Robin supposed Terry must have knocked, he knew he was getting a little deaf, and wondered if he should offer an explanation for listening to chamber music shirtless by candlelight.
Then he thought there might be some emergency to do with his mother. He said, “Hello Terry?”
Terry looked at him for a second, so it seemed to Robin, with the amorous amazement of a figure from below-stairs. “I just saw all your windows were open in the car,” he said.
“Oh my god…”
“I didn’t like to touch it in case it’s alarmed.”
“No. Thank you so much.”
Robin ran up barefoot through the dwindling rain and had to start the car to activate the windows. It must have been gustier than he realised – the odd Swedish tweed of the passenger seat was soaked, and the glove-box and radio were drizzled over by the blown wet. He gave it a wipe, and decided he would leave it till tomorrow; he locked the car and the rain stopped, then it came back in a dash, like the last bit thrown out of a bucket, then stopped again. Terry’s Talbot Samba was parked at the gate; Above it the sky was toweringly dark where the storm moved eastwards, but beyond the cottage it had thinned into a brown-grey haze that half-obscured the fields like a coat of wood-varnish. Somewhere beyond that, discernible only in odd pressings and squeezings of light, the sun was setting. Robin took in the unusual effect, the sparkle on the dripping trees and hedges, and the astounding stink of the country after such heavy high-summer rain.
Terry was sitting on the sofa, leaning forward expectantly to learn the extent of the damage. He seemed disappointed not to have detected some more serious problem. “Only I just saw it…” he said.

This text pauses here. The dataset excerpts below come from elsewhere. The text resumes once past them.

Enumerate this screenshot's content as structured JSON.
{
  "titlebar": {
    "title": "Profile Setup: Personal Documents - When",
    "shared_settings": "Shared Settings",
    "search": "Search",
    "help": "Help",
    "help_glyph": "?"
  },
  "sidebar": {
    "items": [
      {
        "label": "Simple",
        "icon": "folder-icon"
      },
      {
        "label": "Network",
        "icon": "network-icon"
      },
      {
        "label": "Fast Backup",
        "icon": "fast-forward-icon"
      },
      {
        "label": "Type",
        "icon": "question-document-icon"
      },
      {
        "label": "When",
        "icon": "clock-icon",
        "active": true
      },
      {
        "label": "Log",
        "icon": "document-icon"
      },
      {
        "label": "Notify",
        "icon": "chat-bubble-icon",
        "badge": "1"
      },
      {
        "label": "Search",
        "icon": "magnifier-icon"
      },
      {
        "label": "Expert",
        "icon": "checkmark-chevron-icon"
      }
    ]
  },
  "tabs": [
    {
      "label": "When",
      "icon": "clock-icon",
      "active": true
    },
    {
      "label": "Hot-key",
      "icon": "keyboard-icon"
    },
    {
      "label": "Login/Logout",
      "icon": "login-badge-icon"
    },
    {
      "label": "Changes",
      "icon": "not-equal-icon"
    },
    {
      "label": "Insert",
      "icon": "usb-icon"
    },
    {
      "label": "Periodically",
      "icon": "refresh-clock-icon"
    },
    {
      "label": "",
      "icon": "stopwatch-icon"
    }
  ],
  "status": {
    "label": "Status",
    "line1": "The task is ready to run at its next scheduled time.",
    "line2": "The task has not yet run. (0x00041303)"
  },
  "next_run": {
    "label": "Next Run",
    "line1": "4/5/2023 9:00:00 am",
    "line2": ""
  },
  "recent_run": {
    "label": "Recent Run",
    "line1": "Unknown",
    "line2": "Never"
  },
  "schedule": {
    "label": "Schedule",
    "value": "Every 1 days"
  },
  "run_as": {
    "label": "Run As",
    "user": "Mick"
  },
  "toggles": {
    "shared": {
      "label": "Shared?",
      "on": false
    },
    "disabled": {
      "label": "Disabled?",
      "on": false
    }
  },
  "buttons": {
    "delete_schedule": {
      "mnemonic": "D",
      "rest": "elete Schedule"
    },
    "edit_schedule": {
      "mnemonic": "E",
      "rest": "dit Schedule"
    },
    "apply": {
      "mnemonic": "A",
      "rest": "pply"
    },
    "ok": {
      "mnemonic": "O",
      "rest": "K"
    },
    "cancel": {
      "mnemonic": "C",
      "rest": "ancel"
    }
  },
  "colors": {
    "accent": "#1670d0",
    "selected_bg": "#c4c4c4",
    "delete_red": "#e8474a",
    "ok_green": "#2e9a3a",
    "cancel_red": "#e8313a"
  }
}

“You deserve a drink,” Robin said. “If you have time.” He went through to the kitchen, and called back, so that Terry followed him, “I was hearing good things about you today.”
“Oh yes…?”
“I was at Tytherbury this morning. Mr Bowerchalke seemed very pleased with the work.” Robin still had a sense of Terry’s being on probation, after his trouble-making teens, and needing encouragement to keep him steady. In the resentful memory of the village he remained the youth who got the Bishop girl pregnant and let the water out of the Horensteins’ swimming-pool. “A beer okay for you?”
“Thanks very much.” Terry hung the anorak on a chair and looked round the kitchen with the ambitious interest of someone angling for promotion. He had had his hair cut, square at the back in the way of small-town barbers, and there was a new pale stripe above the sun-tanned neck. Robin noticed the salty blots where the sweat had dried in his black T-shirt.